Nearly a million doses of the Johnson & Johnson vaccine will be delivered to Burkina Faso, Djibouti and Ethiopia in coming days, the statement said.

The remainder will be shipped in coming weeks, it added.

Africa recorded a 43% jump in COVID-19 deaths last week as infections and hospital admissions have risen and countries face shortages of oxygen and intensive-care beds, the World Health Organization (WHO) said on Thursday.

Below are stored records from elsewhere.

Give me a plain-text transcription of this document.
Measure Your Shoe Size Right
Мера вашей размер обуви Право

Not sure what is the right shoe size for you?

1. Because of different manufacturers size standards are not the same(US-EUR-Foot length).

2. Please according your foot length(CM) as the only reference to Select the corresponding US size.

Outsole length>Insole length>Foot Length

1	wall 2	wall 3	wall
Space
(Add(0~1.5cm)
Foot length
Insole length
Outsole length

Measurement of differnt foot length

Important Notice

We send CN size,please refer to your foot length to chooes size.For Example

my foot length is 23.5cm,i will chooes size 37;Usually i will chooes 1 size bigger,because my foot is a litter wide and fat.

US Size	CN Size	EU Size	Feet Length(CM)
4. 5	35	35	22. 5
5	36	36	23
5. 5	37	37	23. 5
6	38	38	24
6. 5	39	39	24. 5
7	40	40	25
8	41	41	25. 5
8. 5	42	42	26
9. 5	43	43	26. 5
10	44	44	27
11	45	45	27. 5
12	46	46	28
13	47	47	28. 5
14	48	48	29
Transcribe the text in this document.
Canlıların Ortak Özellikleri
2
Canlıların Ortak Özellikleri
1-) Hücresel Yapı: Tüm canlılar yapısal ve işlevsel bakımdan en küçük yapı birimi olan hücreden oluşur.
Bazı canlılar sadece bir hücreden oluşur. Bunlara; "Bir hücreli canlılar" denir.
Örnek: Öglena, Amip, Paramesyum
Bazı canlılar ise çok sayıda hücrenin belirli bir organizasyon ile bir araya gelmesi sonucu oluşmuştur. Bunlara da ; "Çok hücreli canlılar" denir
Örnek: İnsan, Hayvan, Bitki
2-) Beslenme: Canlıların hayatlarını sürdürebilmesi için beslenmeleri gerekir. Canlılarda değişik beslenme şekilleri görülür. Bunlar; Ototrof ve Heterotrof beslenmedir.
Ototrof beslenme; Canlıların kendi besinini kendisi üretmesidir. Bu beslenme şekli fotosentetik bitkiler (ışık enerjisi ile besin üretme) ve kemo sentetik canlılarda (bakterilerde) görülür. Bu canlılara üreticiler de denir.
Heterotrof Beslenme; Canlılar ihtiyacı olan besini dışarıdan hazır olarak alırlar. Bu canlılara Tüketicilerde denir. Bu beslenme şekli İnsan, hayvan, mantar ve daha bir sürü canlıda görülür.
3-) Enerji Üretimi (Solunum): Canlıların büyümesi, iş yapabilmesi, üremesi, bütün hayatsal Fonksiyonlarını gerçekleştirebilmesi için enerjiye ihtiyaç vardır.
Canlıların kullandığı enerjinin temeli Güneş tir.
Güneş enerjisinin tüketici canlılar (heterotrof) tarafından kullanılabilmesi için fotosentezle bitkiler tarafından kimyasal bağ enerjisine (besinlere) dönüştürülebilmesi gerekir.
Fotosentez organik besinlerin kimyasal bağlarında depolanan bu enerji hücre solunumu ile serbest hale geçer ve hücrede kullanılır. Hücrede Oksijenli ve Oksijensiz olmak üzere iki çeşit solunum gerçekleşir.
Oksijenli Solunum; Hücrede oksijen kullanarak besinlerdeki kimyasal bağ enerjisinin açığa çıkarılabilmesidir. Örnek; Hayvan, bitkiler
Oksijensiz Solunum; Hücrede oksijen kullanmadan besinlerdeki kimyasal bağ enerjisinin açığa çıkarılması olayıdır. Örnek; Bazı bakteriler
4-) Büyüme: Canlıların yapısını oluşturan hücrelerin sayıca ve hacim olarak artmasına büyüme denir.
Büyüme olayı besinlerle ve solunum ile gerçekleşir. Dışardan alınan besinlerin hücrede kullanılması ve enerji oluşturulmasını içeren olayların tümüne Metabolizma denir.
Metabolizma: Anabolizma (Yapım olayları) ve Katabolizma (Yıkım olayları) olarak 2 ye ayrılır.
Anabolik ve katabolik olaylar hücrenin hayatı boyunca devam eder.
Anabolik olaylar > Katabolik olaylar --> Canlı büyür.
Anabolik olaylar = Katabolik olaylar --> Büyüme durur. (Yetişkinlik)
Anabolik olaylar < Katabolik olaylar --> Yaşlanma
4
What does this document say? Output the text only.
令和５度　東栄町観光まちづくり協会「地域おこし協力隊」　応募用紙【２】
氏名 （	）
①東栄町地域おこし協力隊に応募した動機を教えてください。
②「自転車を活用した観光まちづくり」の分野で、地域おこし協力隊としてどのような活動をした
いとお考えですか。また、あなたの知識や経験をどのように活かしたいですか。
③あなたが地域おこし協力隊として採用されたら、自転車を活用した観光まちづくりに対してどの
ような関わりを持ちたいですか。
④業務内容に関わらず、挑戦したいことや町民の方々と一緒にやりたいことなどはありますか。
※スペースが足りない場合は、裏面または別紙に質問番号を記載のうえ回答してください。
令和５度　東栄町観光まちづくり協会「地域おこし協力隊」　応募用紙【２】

African Union Special Envoy Strive Masiyiwa said the U.S. donation to 49 countries was appreciated "especially at this moment when we are witnessing the third-wave in a number of African countries”.

WHO Director-General Tedros Adhanom Ghebreyesus, who is Ethiopian, has called for vaccinating at least 10% of the most vulnerable in every country - including health workers and the elderly - by September.

The COVAX dose-sharing programme has so far shipped 121 million doses to 136 mostly low and middle income countries, far short of its original targets, due to supply constraints since India suspended vaccine exports. It is run by the Gavi vaccine alliance and the WHO.